An effort to get Portland-area residents to recycle more carefully by grading their curbside bins with green, yellow and red tags has helped remove contamination from the recycling stream and saved taxpayers thousands of dollars.

Last summer, interns at ecomaine, the municipally owned regional solid waste company in Portland, spread out across neighborhoods in four communities every week and graded residents on how much nonrecyclable trash – referred to as contamination – they had mixed in with legitimate recyclables.

The program was part of ecomaine’s effort to improve its recyclables’ quality as it weathers a prolonged downturn that has increased recycling costs for taxpayers and municipal waste companies nationwide.

The project succeed in changing people’s behavior, ecomaine spokesman Matt Grondin said. About 4,200 households in Falmouth, Scarborough, Windham and South Portland created an average of 5 percent contamination reduction and $4,000 in municipal savings across the four communities because of the grading exercise, he said.

The top five contaminant categories were plastic bags, polystyrene foam, napkins and paper towels, bubble mailers and hoses, cords and other lines that can tangle sorting machines.

“To clean up the contamination in the recycling stream, that leads to better marketability to the product, that leads to a better bottom line not just for ecomaine, but for our municipalities,” Grondin said.

Ecomaine is owned by 20 southern Maine cities and towns, and it takes trash and recycling from another 29 communities. It operates a recycling depot and waste-to-energy incinerator in Portland.

Interns spent several weeks inspecting recycling bins in the four communities by leaving colored tags on each lid. A green tag meant the recycling was good to pick up, yellow meant there were some inappropriate items in it, and red meant it was too contaminated to collect.

Overall, interns only tagged a few bins with red, but saw big gains in converting people who were nearly there into good recyclers. In the first week in Falmouth, only one-third of the bins were approved by interns. By week four, more than half were getting green tags. Scarborough residents improved from just over half getting green tags to 84 percent in the eighth week.

Results were so promising in South Portland, Windham and Falmouth that interns switched to new routes about halfway through, hoping to make a higher overall impact, Grondin said. Resident reaction to the program was “overwhelmingly positive,” he added.

“There were some questions at first, but the interns did a good job about addressing safety and privacy,” Grondin said. “At the end we had a lot of people comparing with neighbors, vying for that green ticket.”
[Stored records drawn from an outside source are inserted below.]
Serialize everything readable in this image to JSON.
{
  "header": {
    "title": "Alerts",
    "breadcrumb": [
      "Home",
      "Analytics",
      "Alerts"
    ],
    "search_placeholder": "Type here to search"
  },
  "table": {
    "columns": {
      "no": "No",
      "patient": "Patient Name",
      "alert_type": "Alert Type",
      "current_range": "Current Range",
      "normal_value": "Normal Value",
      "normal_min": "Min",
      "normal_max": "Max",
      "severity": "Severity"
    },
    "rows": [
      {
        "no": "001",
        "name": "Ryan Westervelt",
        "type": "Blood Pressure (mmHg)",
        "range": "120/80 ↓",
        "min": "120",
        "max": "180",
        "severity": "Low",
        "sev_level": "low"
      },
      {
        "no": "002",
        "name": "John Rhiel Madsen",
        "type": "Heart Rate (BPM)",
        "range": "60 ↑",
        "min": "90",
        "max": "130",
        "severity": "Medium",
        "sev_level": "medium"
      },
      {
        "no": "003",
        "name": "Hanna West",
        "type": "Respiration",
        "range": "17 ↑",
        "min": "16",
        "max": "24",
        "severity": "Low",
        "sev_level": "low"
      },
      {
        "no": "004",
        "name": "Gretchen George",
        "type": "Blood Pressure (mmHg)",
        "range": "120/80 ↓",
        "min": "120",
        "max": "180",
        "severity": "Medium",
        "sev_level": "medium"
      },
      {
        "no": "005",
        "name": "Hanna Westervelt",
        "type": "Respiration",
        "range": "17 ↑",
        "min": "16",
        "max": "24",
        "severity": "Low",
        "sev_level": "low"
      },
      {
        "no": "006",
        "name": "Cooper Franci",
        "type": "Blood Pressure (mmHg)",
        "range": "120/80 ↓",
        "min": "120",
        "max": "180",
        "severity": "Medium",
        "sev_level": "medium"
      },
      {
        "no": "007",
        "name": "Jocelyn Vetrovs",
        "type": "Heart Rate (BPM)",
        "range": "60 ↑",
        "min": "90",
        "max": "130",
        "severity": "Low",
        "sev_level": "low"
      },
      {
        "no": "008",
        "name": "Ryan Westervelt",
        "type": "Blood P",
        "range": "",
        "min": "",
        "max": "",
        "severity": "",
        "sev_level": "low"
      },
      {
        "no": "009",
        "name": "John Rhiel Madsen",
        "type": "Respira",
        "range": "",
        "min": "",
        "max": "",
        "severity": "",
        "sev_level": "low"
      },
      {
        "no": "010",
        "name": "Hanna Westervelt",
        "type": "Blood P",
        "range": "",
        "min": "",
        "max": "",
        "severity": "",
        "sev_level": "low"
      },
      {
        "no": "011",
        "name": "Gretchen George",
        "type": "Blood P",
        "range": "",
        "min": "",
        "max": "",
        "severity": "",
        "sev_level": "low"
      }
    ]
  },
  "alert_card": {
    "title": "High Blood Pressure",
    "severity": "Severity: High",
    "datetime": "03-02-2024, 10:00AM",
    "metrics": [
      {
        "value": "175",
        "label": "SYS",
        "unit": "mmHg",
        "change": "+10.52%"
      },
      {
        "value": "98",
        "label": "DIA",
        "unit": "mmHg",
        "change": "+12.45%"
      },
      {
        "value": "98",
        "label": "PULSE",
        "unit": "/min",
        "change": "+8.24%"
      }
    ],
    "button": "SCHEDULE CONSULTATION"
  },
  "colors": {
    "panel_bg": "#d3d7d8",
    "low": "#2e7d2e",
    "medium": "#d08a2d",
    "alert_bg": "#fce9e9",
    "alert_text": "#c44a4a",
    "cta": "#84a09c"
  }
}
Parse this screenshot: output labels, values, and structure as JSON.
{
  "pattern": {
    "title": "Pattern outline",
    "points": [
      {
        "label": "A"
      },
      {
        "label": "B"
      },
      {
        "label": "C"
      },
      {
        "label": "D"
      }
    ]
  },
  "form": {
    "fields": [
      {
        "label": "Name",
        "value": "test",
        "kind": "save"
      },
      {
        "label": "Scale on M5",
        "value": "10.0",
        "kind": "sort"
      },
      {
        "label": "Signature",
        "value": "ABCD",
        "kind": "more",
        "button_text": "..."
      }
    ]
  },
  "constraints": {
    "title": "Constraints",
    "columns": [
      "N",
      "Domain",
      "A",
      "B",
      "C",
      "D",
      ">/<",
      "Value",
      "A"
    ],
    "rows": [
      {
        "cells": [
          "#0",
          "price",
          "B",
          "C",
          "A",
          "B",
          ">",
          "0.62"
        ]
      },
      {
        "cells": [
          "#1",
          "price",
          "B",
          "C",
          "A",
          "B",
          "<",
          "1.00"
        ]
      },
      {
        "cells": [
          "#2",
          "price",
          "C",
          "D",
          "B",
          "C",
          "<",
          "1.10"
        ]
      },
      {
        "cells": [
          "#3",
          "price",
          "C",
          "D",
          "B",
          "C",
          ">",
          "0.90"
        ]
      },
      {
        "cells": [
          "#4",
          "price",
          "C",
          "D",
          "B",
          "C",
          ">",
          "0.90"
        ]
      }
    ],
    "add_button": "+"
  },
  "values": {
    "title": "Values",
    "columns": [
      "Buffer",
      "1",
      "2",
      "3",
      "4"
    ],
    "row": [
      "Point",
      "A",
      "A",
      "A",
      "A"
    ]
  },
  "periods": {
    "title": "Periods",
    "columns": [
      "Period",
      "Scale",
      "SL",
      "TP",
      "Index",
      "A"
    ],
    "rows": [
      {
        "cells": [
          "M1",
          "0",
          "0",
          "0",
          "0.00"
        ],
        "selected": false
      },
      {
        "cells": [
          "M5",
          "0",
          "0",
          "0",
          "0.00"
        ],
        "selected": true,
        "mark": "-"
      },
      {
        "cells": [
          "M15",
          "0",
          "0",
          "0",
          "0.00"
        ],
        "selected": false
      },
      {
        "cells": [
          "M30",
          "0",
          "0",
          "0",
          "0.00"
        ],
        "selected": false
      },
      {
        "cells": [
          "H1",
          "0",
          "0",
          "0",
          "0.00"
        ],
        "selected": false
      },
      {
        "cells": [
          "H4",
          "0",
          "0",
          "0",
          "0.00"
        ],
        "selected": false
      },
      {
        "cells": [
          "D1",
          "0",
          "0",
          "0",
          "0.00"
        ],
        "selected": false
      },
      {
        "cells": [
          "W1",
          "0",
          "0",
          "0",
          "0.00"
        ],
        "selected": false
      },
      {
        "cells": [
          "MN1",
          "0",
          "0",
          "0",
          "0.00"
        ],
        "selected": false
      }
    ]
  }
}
The exercise wasn’t just a PR move – recycling has cost towns and cities dearly in the two years since China banned imports of heavily contaminated materials. That ban left companies such as ecomaine without major markets for some of their products such as mixed paper. While the company makes money on most of the recyclables it processes, it has to pay $21 a ton to remove the mixture of mailing, printer, glossy, packaging and other paper that accounted for nearly 40 percent of its entire annual recycling tonnage last fiscal year.

While some towns and cities in the U.S. have cut back their recycling programs, ecomaine has continued accepting all recyclable materials, although in 2018 it announced penalties on heavily contaminated loads.
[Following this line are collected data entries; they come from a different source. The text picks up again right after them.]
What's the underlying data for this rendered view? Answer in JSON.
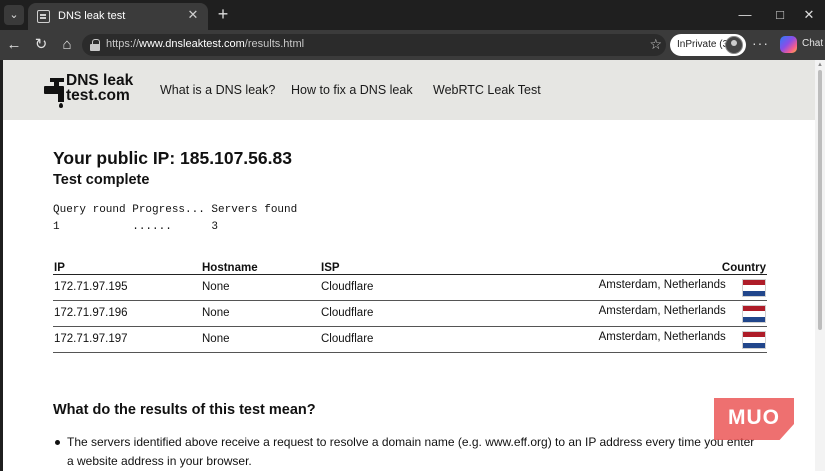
{
  "browser": {
    "tab_title": "DNS leak test",
    "url_prefix": "https://",
    "url_domain": "www.dnsleaktest.com",
    "url_path": "/results.html",
    "inprivate_label": "InPrivate (3)",
    "chat_label": "Chat",
    "icons": {
      "tab_menu": "chevron-down-icon",
      "new_tab": "plus-icon",
      "back": "back-arrow-icon",
      "refresh": "refresh-icon",
      "home": "home-icon",
      "favorite": "star-icon",
      "more": "more-icon"
    }
  },
  "site": {
    "logo_line1": "DNS leak",
    "logo_line2": "test.com",
    "nav": [
      {
        "label": "What is a DNS leak?"
      },
      {
        "label": "How to fix a DNS leak"
      },
      {
        "label": "WebRTC Leak Test"
      }
    ]
  },
  "main": {
    "public_ip_heading": "Your public IP: 185.107.56.83",
    "status_heading": "Test complete",
    "progress_header": "Query round Progress... Servers found",
    "progress_row": "1           ......      3",
    "table": {
      "headers": {
        "ip": "IP",
        "hostname": "Hostname",
        "isp": "ISP",
        "country": "Country"
      },
      "rows": [
        {
          "ip": "172.71.97.195",
          "hostname": "None",
          "isp": "Cloudflare",
          "country": "Amsterdam, Netherlands"
        },
        {
          "ip": "172.71.97.196",
          "hostname": "None",
          "isp": "Cloudflare",
          "country": "Amsterdam, Netherlands"
        },
        {
          "ip": "172.71.97.197",
          "hostname": "None",
          "isp": "Cloudflare",
          "country": "Amsterdam, Netherlands"
        }
      ],
      "flag_colors": [
        "#ae1c28",
        "#ffffff",
        "#21468b"
      ]
    },
    "meaning_heading": "What do the results of this test mean?",
    "bullet_text": "The servers identified above receive a request to resolve a domain name (e.g. www.eff.org) to an IP address every time you enter a website address in your browser."
  },
  "watermark": "MUO"
}
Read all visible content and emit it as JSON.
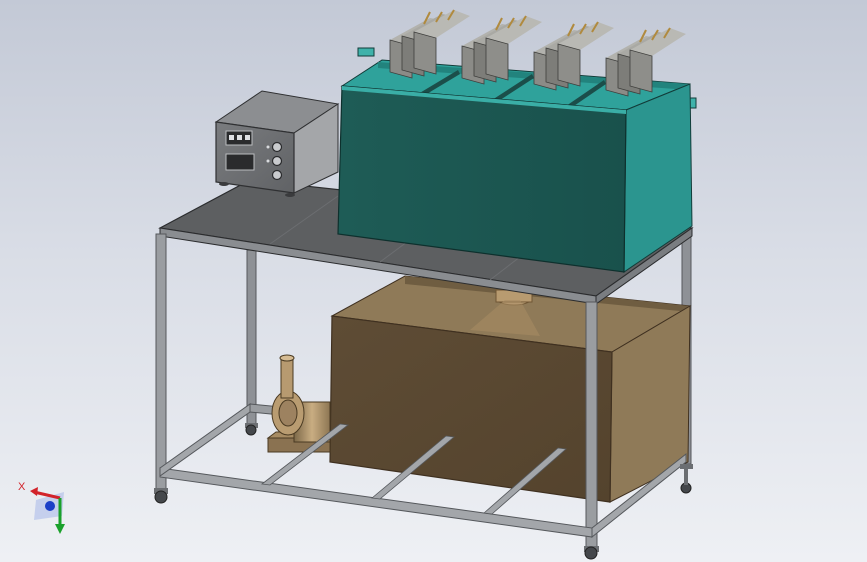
{
  "view": {
    "background_top": "#c3c9d6",
    "background_bottom": "#eef0f4"
  },
  "model": {
    "frame_color": "#8e9196",
    "tabletop_color": "#5d5f61",
    "tank_color": "#1d5a55",
    "tank_side_color": "#2b958f",
    "sump_color": "#5c4a33",
    "sump_side_color": "#8f7a58",
    "control_box_color": "#6f7174",
    "plate_color": "#8b8b87"
  },
  "triad": {
    "x_label": "X",
    "x_color": "#d2232a",
    "y_color": "#1aa12b",
    "z_color": "#1b3fc7"
  }
}
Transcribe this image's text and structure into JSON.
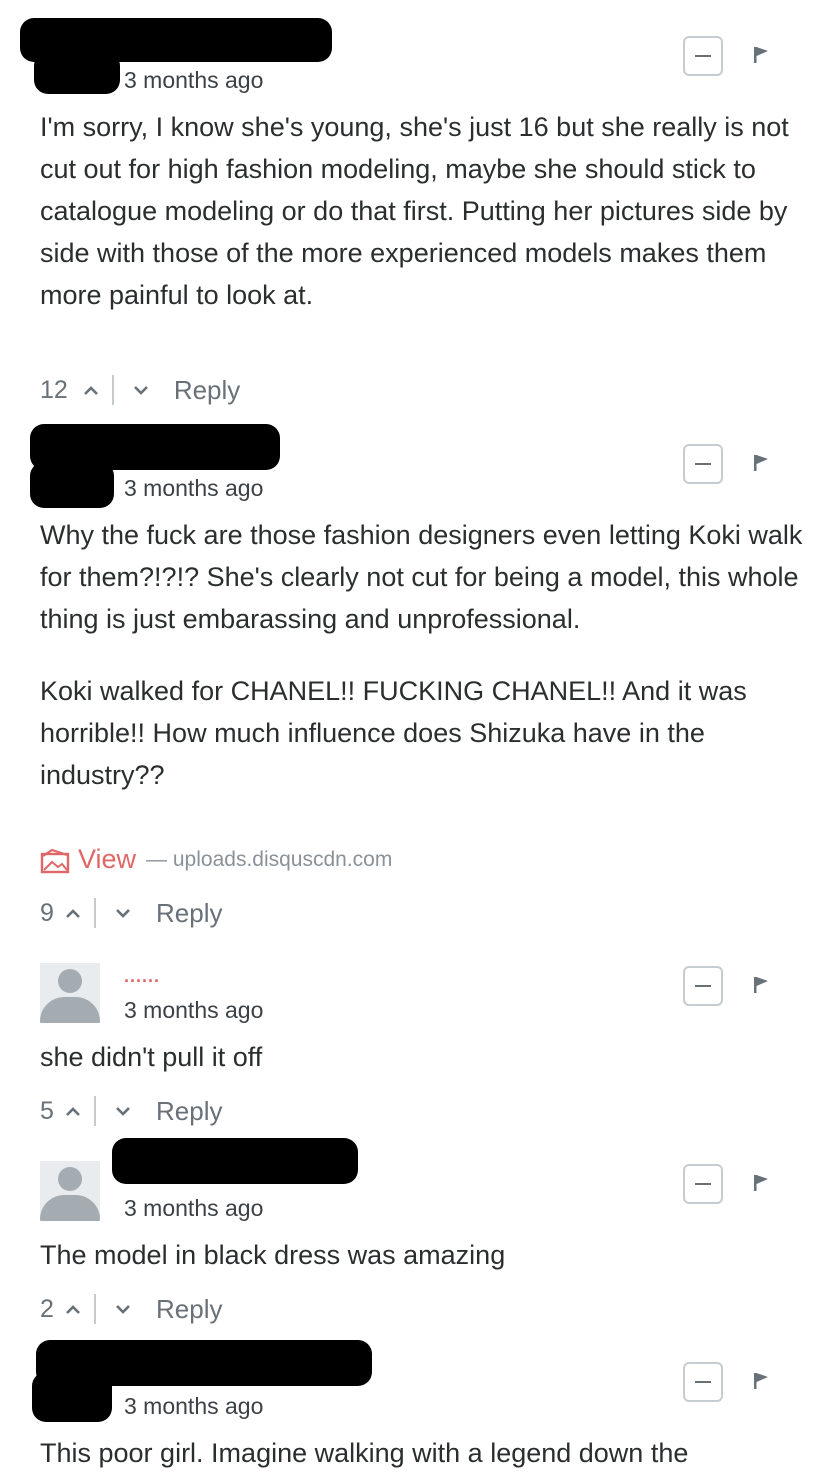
{
  "comments": [
    {
      "time": "3 months ago",
      "paragraphs": [
        "I'm sorry, I know she's young, she's just 16 but she really is not cut out for high fashion modeling, maybe she should stick to catalogue modeling or do that first. Putting her pictures side by side with those of the more experienced models makes them more painful to look at."
      ],
      "votes": "12",
      "reply_label": "Reply"
    },
    {
      "time": "3 months ago",
      "paragraphs": [
        "Why the fuck are those fashion designers even letting Koki walk for them?!?!? She's clearly not cut for being a model, this whole thing is just embarassing and unprofessional.",
        "Koki walked for CHANEL!! FUCKING CHANEL!! And it was horrible!! How much influence does Shizuka have in the industry??"
      ],
      "attachment": {
        "view_label": "View",
        "source": "— uploads.disquscdn.com"
      },
      "votes": "9",
      "reply_label": "Reply"
    },
    {
      "username": "......",
      "time": "3 months ago",
      "paragraphs": [
        "she didn't pull it off"
      ],
      "votes": "5",
      "reply_label": "Reply"
    },
    {
      "time": "3 months ago",
      "paragraphs": [
        "The model in black dress was amazing"
      ],
      "votes": "2",
      "reply_label": "Reply"
    },
    {
      "time": "3 months ago",
      "paragraphs": [
        "This poor girl. Imagine walking with a legend down the"
      ]
    }
  ],
  "colors": {
    "text": "#2a2e2e",
    "meta": "#687178",
    "accent": "#e06767",
    "avatar": "#a4abb1"
  },
  "icons": [
    "collapse-icon",
    "flag-icon",
    "upvote-icon",
    "downvote-icon",
    "image-icon",
    "avatar-placeholder-icon"
  ]
}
If a load is at least one-third contaminated with nonrecyclable materials, there isn’t enough manpower or equipment to sort it down to a level that it can be sold on the market, ecomaine CEO Kevin Roche said. In the past 18 months, the overall contamination rate has been cut in half, to about 9 percent, Roche said.
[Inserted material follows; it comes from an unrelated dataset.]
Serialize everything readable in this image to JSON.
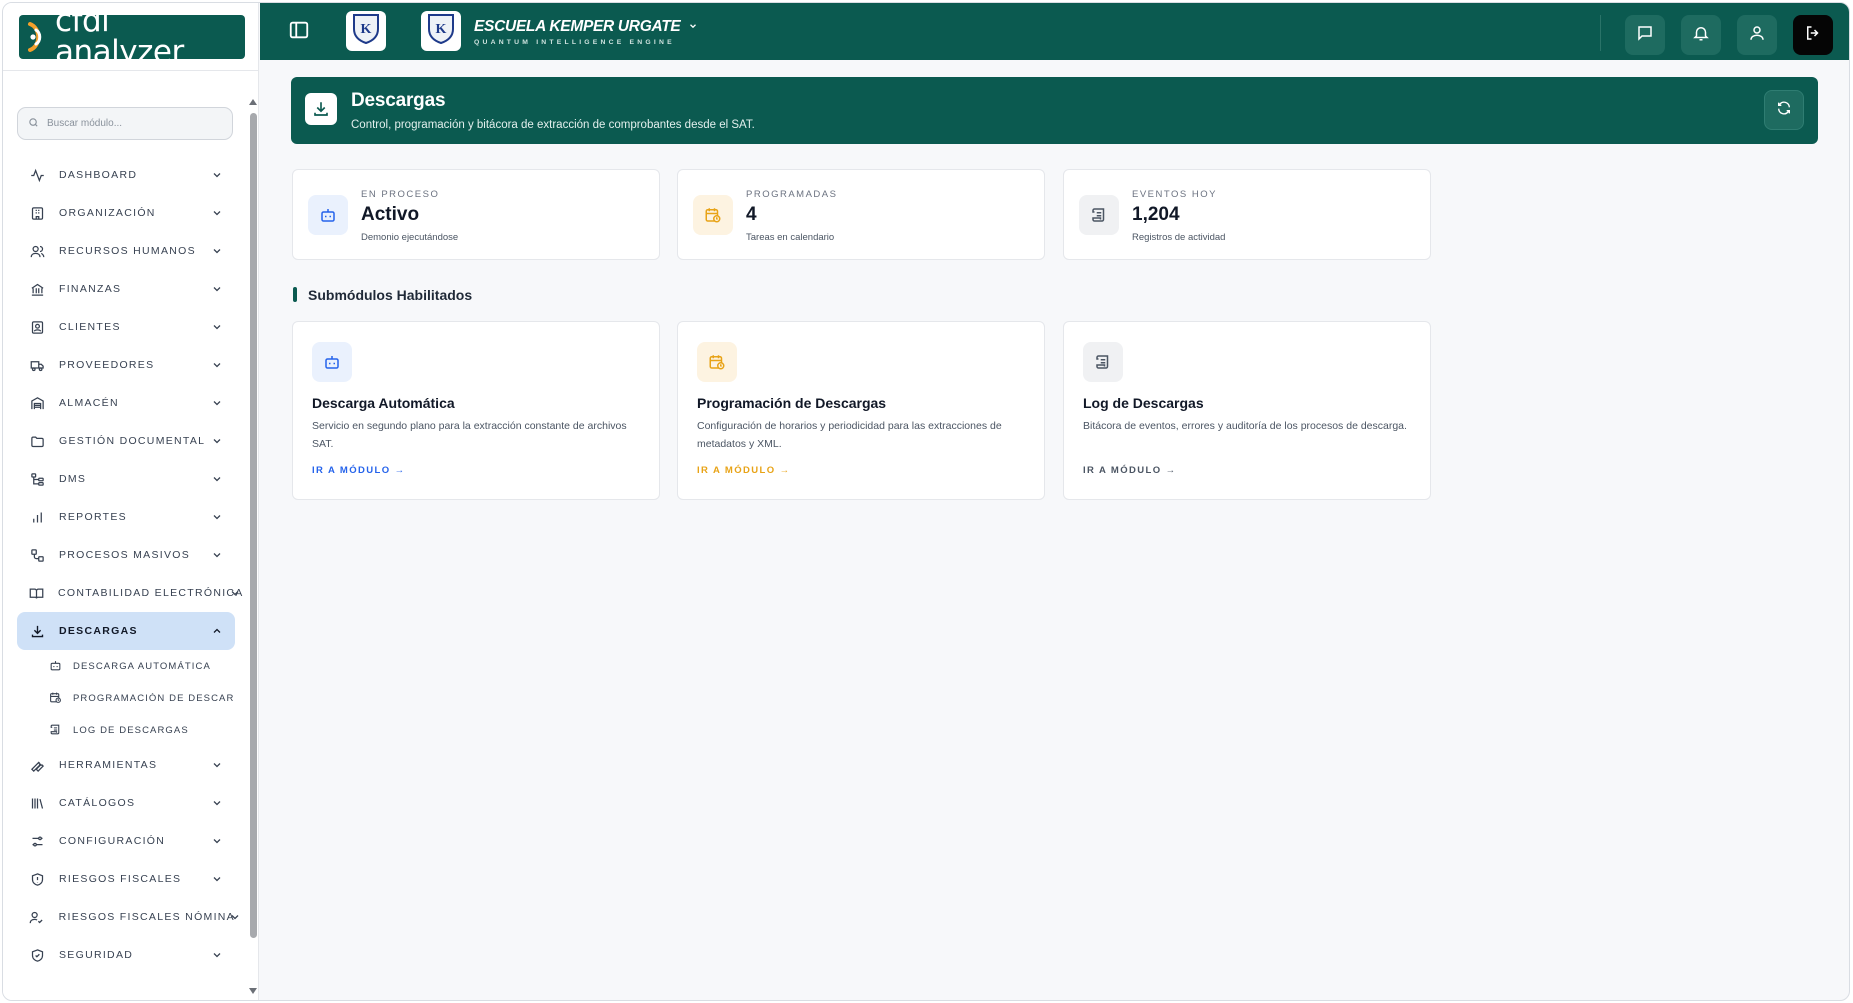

“That’s why we need the public to always question, ‘Which bin can I put it in?’ because there is only so much we can do to clean up the material,” he said.

This is one of the longest market downturns in Roche’s 30-year career in the solid waste business, but he expects it to turn around at some point. New mill capacity, including Nine Dragons Paper in Rumford, will come online soon and create a market for low-value material such as mixed paper, he estimates.

In the meantime, improving recycling quality will help keep costs down and material out of landfills.

“There is no waste management strategy that has been more successful than recycling in diverting material away from landfills,” Roche said. “Although, yes, recycling is more costly today than it has been for a long time, if you look over it for the last few decades, it has served our communities very well.”